Drones have entered the public imagination and lexicon as military instruments.
In 1999, India's military acquired its first drones from Israel Aircraft Industries (IAI).
These were Searcher-1 and Searcher-2 drones, which flew reconnaissance missions over Pakistan, gathering military photographic intelligence that proved invaluable in the Kargil War that year.
When the US military entered Afghanistan in the wake of the 9/11 terrorist strikes, the Central Intelligence Agency flew precision strikes on terrorist targets with Predator drones.
However, meteoric growth in the capabilities of drones soon transformed industries such as agriculture, construction, logistics, and health care.
Soon drones became essential tools for data collection, monitoring, and automation in multiple applications.
In line with these developments, private drone manufacturer DroneAcharya entered into a strategic partnership with Tata STRIVE for training drone pilots in India.
'This collaboration aims to provide specialised training in the rapidly growing drone industry, empowering candidates with the skills and knowledge they need to secure better livelihoods and chart a promising career path,' the two companies announced in a statement.
This growth is expected to continue, creating numerous jobs.
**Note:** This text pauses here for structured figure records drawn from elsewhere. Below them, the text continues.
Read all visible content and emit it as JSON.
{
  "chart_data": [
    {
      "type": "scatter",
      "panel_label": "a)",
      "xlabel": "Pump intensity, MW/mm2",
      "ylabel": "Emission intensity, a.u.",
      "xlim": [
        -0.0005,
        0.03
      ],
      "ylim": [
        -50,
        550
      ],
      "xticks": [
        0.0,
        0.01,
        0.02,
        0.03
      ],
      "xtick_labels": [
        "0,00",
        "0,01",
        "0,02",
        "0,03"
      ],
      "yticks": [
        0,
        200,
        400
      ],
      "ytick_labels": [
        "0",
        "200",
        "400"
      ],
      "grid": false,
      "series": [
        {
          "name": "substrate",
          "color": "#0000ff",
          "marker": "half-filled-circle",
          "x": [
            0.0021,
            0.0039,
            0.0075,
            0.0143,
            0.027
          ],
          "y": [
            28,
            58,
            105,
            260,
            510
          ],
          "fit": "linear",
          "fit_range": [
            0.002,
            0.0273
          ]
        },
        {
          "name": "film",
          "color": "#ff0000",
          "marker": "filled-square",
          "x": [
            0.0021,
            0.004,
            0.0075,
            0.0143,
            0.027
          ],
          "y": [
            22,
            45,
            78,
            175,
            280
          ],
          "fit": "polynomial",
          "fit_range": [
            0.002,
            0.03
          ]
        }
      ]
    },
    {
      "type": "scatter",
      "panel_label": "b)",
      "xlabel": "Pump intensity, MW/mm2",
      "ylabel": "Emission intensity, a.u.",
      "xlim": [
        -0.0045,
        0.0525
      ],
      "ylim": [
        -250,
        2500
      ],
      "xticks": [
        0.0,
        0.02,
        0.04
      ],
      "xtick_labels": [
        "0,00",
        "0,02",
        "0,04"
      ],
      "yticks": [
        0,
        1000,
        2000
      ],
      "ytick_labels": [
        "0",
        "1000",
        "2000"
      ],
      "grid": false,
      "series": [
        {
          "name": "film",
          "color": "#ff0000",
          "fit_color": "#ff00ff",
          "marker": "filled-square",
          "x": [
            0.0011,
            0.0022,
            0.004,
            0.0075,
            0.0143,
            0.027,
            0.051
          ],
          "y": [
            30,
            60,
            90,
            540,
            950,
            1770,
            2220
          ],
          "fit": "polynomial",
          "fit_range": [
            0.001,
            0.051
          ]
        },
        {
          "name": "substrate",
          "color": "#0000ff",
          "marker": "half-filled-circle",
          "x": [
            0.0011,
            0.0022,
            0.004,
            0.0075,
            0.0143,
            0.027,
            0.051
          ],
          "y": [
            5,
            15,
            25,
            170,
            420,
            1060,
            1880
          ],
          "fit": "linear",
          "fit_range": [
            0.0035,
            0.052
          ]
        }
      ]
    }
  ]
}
However, access to training and education in drone technology often remains limited to the military or to those with financial means.
"This collaboration aims to address this disparity by providing training to underprivileged individuals, ensuring that they have a fair shot at joining the drone workforce," says Prateek Srivastava, who heads DroneAcharya.
DroneAcharya Aerial Innovations is India's first listed drone company and the highest-rated remote pilot training organisation (RPTO) in India.
It has trainers and a comprehensive curriculum and a track record of producing drone professionals.
Tata STRIVE, a division of the Tata Community Initiatives Trust, promotes skill development and employability.
The key outcome of the DroneAcharya-Tata STRIVE partnership will be a training programme that includes drone pilot-training certified by the Directorate General of Civil Aviation and job assistance.
"Candidates will receive hands-on training in drone piloting, maintenance, data analysis, and regulatory compliance," says Amit Takte, chief technology officer, DroneAcharya.
"Moreover, they will gain insights into the various applications of drones in industries like agriculture, surveying, disaster management, and more," adds Tatke.
The first batch will consist of 20 persons. This will subsequently be scaled up, owing to a new mandate that enables individuals with any ID and address proof document issued by the government to enrol for this course.
Candidates with drone-related skills can secure employment that increases their earning potential, while also contributing to the growth of the drone industry.